Martial players don't really want options, they want to hit stuff with weapons - if they wanted lots of tactical options they could go play a Moon Druid with it's dozens of situationally powerful spells and dozens of different animal forms with different abilities to choose from. They don't, and Moon Druid is much maligned for being "Too complicated" because "I don't want to have to look through half a dozen books to find the optimal choices".

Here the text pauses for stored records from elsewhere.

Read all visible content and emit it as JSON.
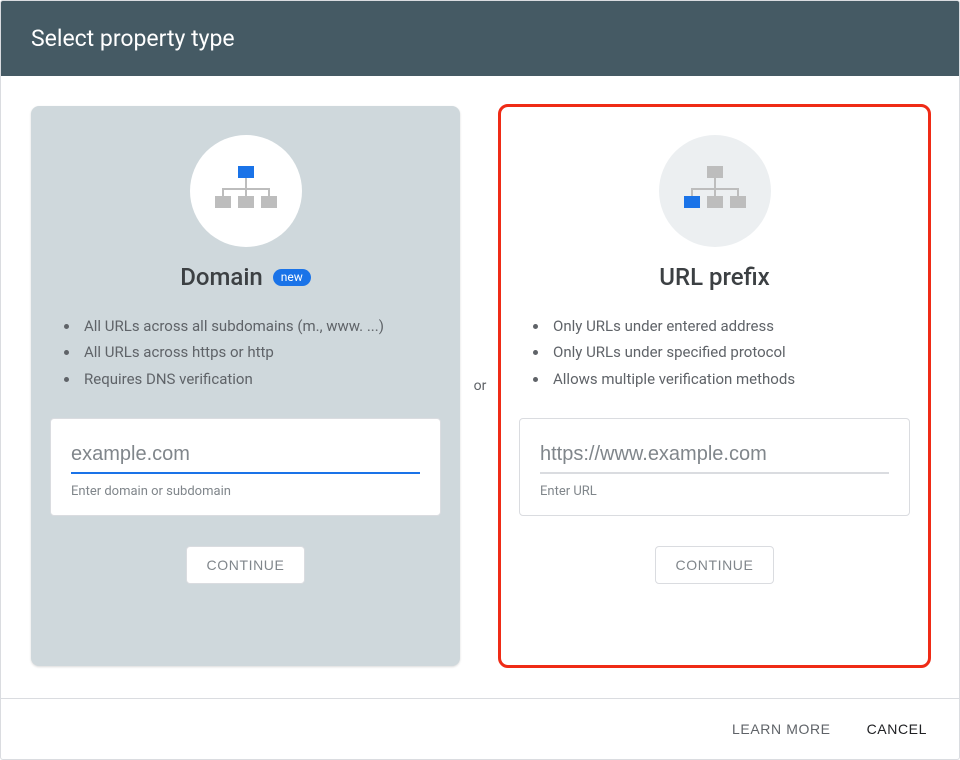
{
  "header": {
    "title": "Select property type"
  },
  "separator_label": "or",
  "domain_card": {
    "title": "Domain",
    "badge": "new",
    "bullets": [
      "All URLs across all subdomains (m., www. ...)",
      "All URLs across https or http",
      "Requires DNS verification"
    ],
    "input_placeholder": "example.com",
    "input_helper": "Enter domain or subdomain",
    "continue_label": "CONTINUE"
  },
  "urlprefix_card": {
    "title": "URL prefix",
    "bullets": [
      "Only URLs under entered address",
      "Only URLs under specified protocol",
      "Allows multiple verification methods"
    ],
    "input_placeholder": "https://www.example.com",
    "input_helper": "Enter URL",
    "continue_label": "CONTINUE"
  },
  "footer": {
    "learn_more": "LEARN MORE",
    "cancel": "CANCEL"
  }
}
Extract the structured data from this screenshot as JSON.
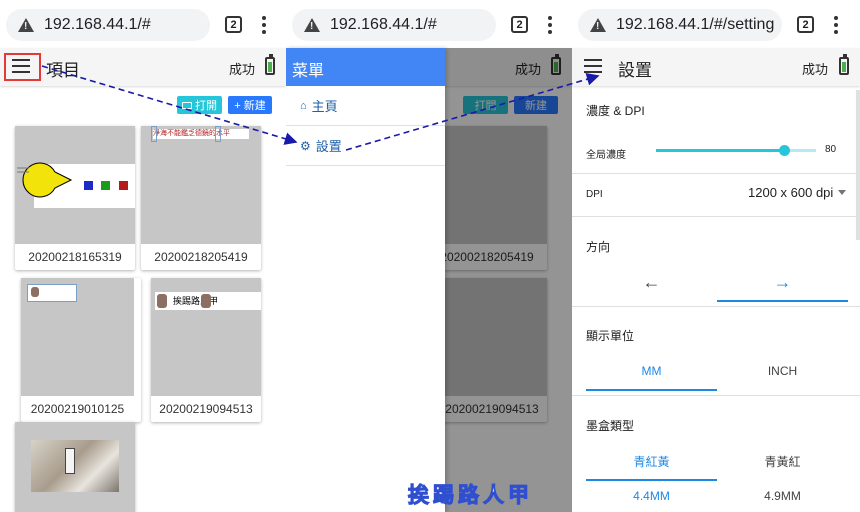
{
  "browser": {
    "url_home": "192.168.44.1/#",
    "url_setting": "192.168.44.1/#/setting",
    "tab_count": "2"
  },
  "panel1": {
    "title": "項目",
    "status": "成功",
    "open_label": "打開",
    "new_label": "+ 新建",
    "cards": [
      {
        "label": "20200218165319",
        "thumb": "pacman-and-squares"
      },
      {
        "label": "20200218205419",
        "thumb": "red-text-banner"
      },
      {
        "label": "20200219010125",
        "thumb": "small-face-label"
      },
      {
        "label": "20200219094513",
        "thumb": "faces-label-strip"
      },
      {
        "label": "",
        "thumb": "hand-holding-printer-photo"
      }
    ],
    "thumb_texts": {
      "banner": "淨海不能鑑乏德鏡的水平",
      "strip": "挨踢路人甲"
    }
  },
  "panel2": {
    "drawer_title": "菜單",
    "items": [
      {
        "label": "主頁",
        "icon": "home-icon"
      },
      {
        "label": "設置",
        "icon": "gear-icon"
      }
    ],
    "status": "成功",
    "open_label": "打開",
    "new_label": "新建",
    "card_labels": [
      "20200218205419",
      "20200219094513"
    ]
  },
  "panel3": {
    "title": "設置",
    "status": "成功",
    "density_section": "濃度 & DPI",
    "density_label": "全局濃度",
    "density_value": "80",
    "density_fraction": 0.8,
    "dpi_label": "DPI",
    "dpi_value": "1200 x 600 dpi",
    "direction_label": "方向",
    "direction_tabs": [
      "←",
      "→"
    ],
    "unit_label": "顯示單位",
    "unit_tabs": [
      "MM",
      "INCH"
    ],
    "cartridge_label": "墨盒類型",
    "cartridge_tabs": [
      "青紅黃",
      "青黃紅"
    ],
    "size_tabs": [
      "4.4MM",
      "4.9MM"
    ]
  },
  "watermark": "挨踢路人甲",
  "colors": {
    "highlight_box": "#e53935",
    "arrow": "#1a1aaa",
    "drawer_header": "#4285f4",
    "slider": "#26c6da",
    "accent_tab": "#1e88e5",
    "open_button": "#26c6da",
    "new_button": "#2979ff"
  }
}
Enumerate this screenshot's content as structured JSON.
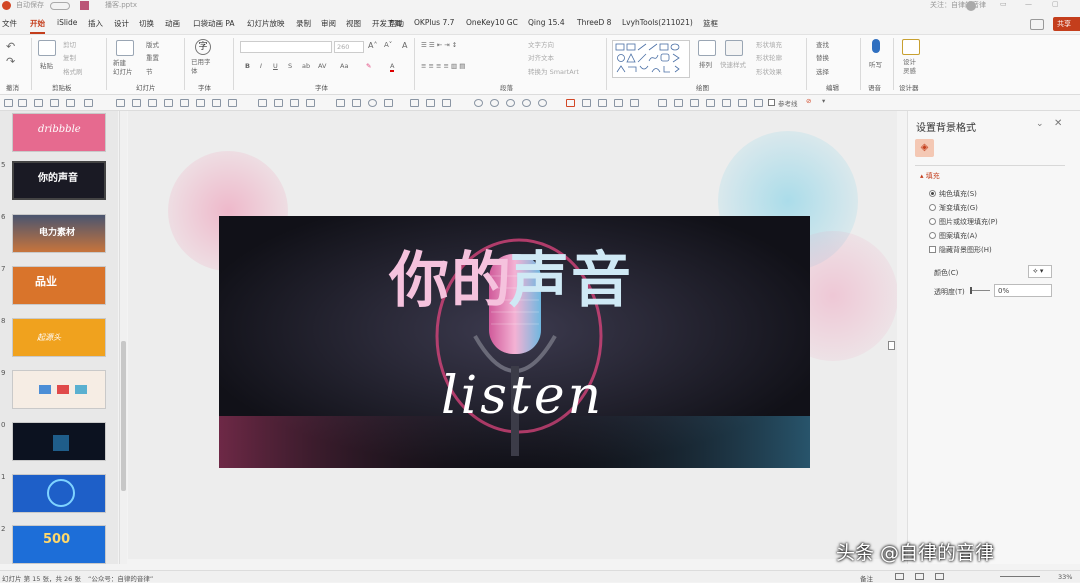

Fundamentally the fantasy for martial players is "Rarr! Big axe go Smash!". It's why Riposte is the favourite Battlemaster maneuver, and why Grapple, Shove, and Push are massively underutilized, despite being very good options in many situations. It's why GWM and PAM are considered must-takes but Shield Master with it's choice of Shove/Push as a BA is considered a 2nd or 3rd tier feat. Sure people love the Weapon Mastery, but that is specifically because it just adds on top of "Rarr! Big axe go Smash!", it isn't really a choice as nothing is sacrificed and especially won't be a choice as soon as the party gets magic weapons.
According to D&D Beyond statistics, martials remain more popular than casters across the platform. This is despite the omnipresent narrative of "martials suck, everyone should play a caster." So clearly, there is demand for simple straightforward characters, that fulfill their presented fantasy.